Not sure I get you. BT has nothing to do with wifi. When you use NFC to transefer files between Nexus devices you are doing it via BT. There is no wifi involved in the process. On the other hand those cute Samsung commercials that used to show people quickly sharing files between devices in front of a bunch of people waiting on line for a new iPhone did use wifi direct as part of the process, but that was a Samsung feature not plain Android. Samsung's utility would use NFC to quickly turn on and off wifi direct on the 2 phones.
BT +HS which Samsung Implemented in their Android devices (since the OG Galaxy S) does have something to do with Wi-Fi in that it would do the Data Transfer using an 802 protocol instead of using BT EDR (after doing the pairing/handshaking over BT), which allowed it to achieve speeds 10x that of BT EDR.

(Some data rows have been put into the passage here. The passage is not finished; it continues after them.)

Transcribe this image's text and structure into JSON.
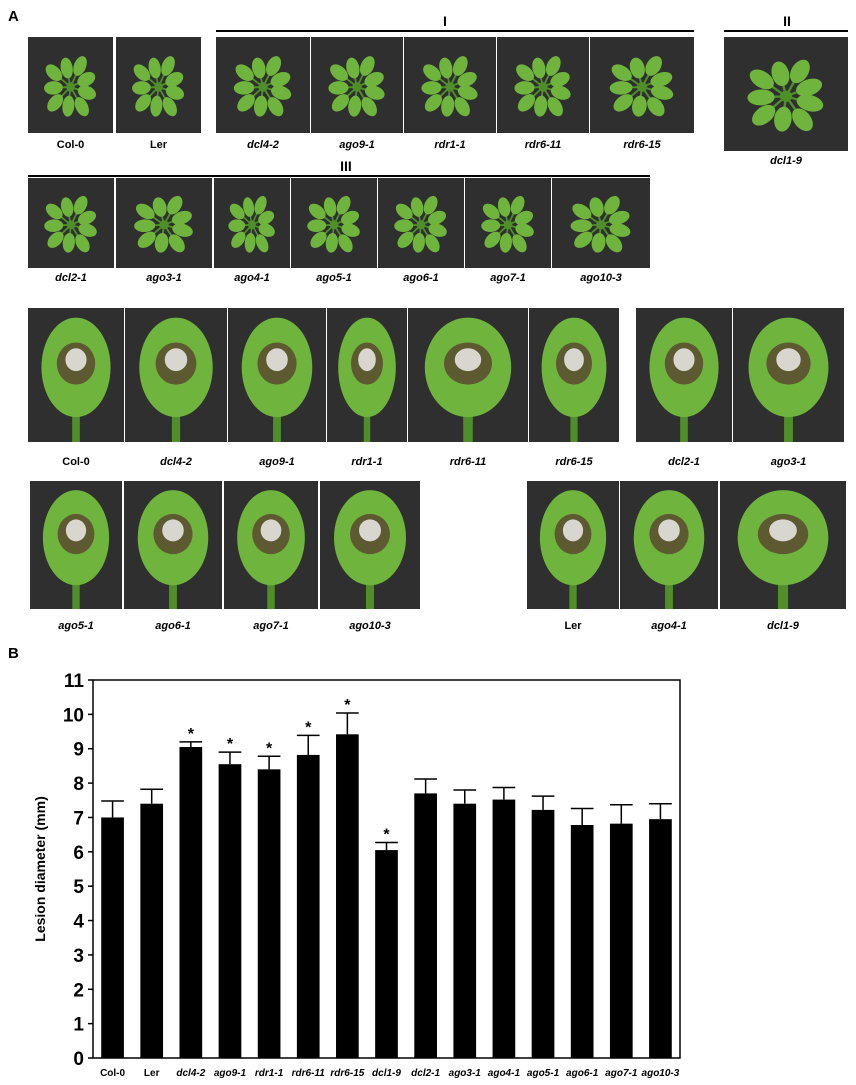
{
  "panels": {
    "a": "A",
    "b": "B"
  },
  "group_labels": {
    "g1": "I",
    "g2": "II",
    "g3": "III"
  },
  "row1": [
    {
      "label": "Col-0",
      "italic": false
    },
    {
      "label": "Ler",
      "italic": false
    },
    {
      "label": "dcl4-2",
      "italic": true
    },
    {
      "label": "ago9-1",
      "italic": true
    },
    {
      "label": "rdr1-1",
      "italic": true
    },
    {
      "label": "rdr6-11",
      "italic": true
    },
    {
      "label": "rdr6-15",
      "italic": true
    },
    {
      "label": "dcl1-9",
      "italic": true
    }
  ],
  "row2": [
    {
      "label": "dcl2-1",
      "italic": true
    },
    {
      "label": "ago3-1",
      "italic": true
    },
    {
      "label": "ago4-1",
      "italic": true
    },
    {
      "label": "ago5-1",
      "italic": true
    },
    {
      "label": "ago6-1",
      "italic": true
    },
    {
      "label": "ago7-1",
      "italic": true
    },
    {
      "label": "ago10-3",
      "italic": true
    }
  ],
  "leaves1": [
    {
      "label": "Col-0",
      "italic": false
    },
    {
      "label": "dcl4-2",
      "italic": true
    },
    {
      "label": "ago9-1",
      "italic": true
    },
    {
      "label": "rdr1-1",
      "italic": true
    },
    {
      "label": "rdr6-11",
      "italic": true
    },
    {
      "label": "rdr6-15",
      "italic": true
    },
    {
      "label": "dcl2-1",
      "italic": true
    },
    {
      "label": "ago3-1",
      "italic": true
    }
  ],
  "leaves2": [
    {
      "label": "ago5-1",
      "italic": true
    },
    {
      "label": "ago6-1",
      "italic": true
    },
    {
      "label": "ago7-1",
      "italic": true
    },
    {
      "label": "ago10-3",
      "italic": true
    },
    {
      "label": "Ler",
      "italic": false
    },
    {
      "label": "ago4-1",
      "italic": true
    },
    {
      "label": "dcl1-9",
      "italic": true
    }
  ],
  "chart_data": {
    "type": "bar",
    "ylabel": "Lesion diameter (mm)",
    "ylim": [
      0,
      11
    ],
    "yticks": [
      0,
      1,
      2,
      3,
      4,
      5,
      6,
      7,
      8,
      9,
      10,
      11
    ],
    "categories": [
      "Col-0",
      "Ler",
      "dcl4-2",
      "ago9-1",
      "rdr1-1",
      "rdr6-11",
      "rdr6-15",
      "dcl1-9",
      "dcl2-1",
      "ago3-1",
      "ago4-1",
      "ago5-1",
      "ago6-1",
      "ago7-1",
      "ago10-3"
    ],
    "italic": [
      false,
      false,
      true,
      true,
      true,
      true,
      true,
      true,
      true,
      true,
      true,
      true,
      true,
      true,
      true
    ],
    "values": [
      7.0,
      7.4,
      9.05,
      8.55,
      8.4,
      8.82,
      9.42,
      6.05,
      7.7,
      7.4,
      7.52,
      7.22,
      6.78,
      6.82,
      6.95
    ],
    "errors": [
      0.48,
      0.42,
      0.15,
      0.35,
      0.38,
      0.57,
      0.62,
      0.22,
      0.42,
      0.4,
      0.35,
      0.4,
      0.48,
      0.55,
      0.45
    ],
    "significance": [
      "",
      "",
      "*",
      "*",
      "*",
      "*",
      "*",
      "*",
      "",
      "",
      "",
      "",
      "",
      "",
      ""
    ],
    "bar_color": "#000000",
    "grid": false
  },
  "colors": {
    "photo_bg": "#2f2f2f",
    "leaf": "#6fb43c",
    "leaf_dark": "#4e8f2a",
    "lesion": "#5a4a30",
    "plug": "#d9d6cf"
  }
}
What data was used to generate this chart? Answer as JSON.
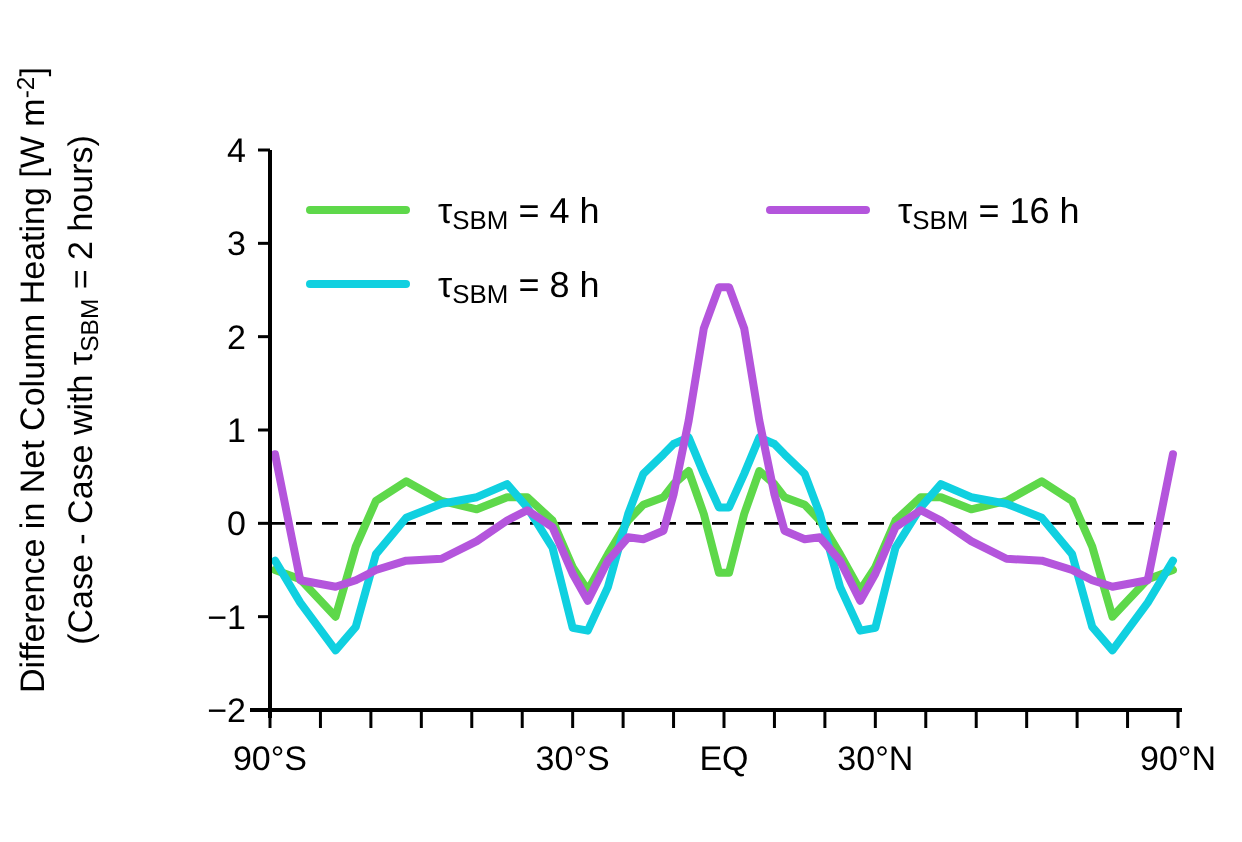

Issue is, like most things, lots of phones don't have BT +HS implemented. Samsung has been the only OEM to consistently implement it, so you only get that between two Samsung devices.
Even without Wi-Fi Direct, 2 Galaxy S2 devices will still achieve probably 8-10x the BT transfer speeds than 2 Nexus devices (even 2 Nexus 5 devices).
Another benefit of that is the increase throughput when using the phone with a PC over BT. While most non-Samsung phones do not support BT +HS, a ton of PCs/Notebooks with BT chips in them actually do and I'm pretty sure most of Samsung's Wi-Fi Tablets do as well

For synching over BT or Tethering over BT, this has huge benefits there...
Without BT +HS, BT (or anything that uses BT for the transfer) isn't even worth using for any data of decent size. It's simply too slow. 200MB Video can take forever just to transfer. It's like downloading it over a 2mbps internet connection...
Google needs to make Android Beam use Wi-Fi ASAP. They should have done that when they opened it up to data transfers (instead of just links, contact data, etc.), IMO.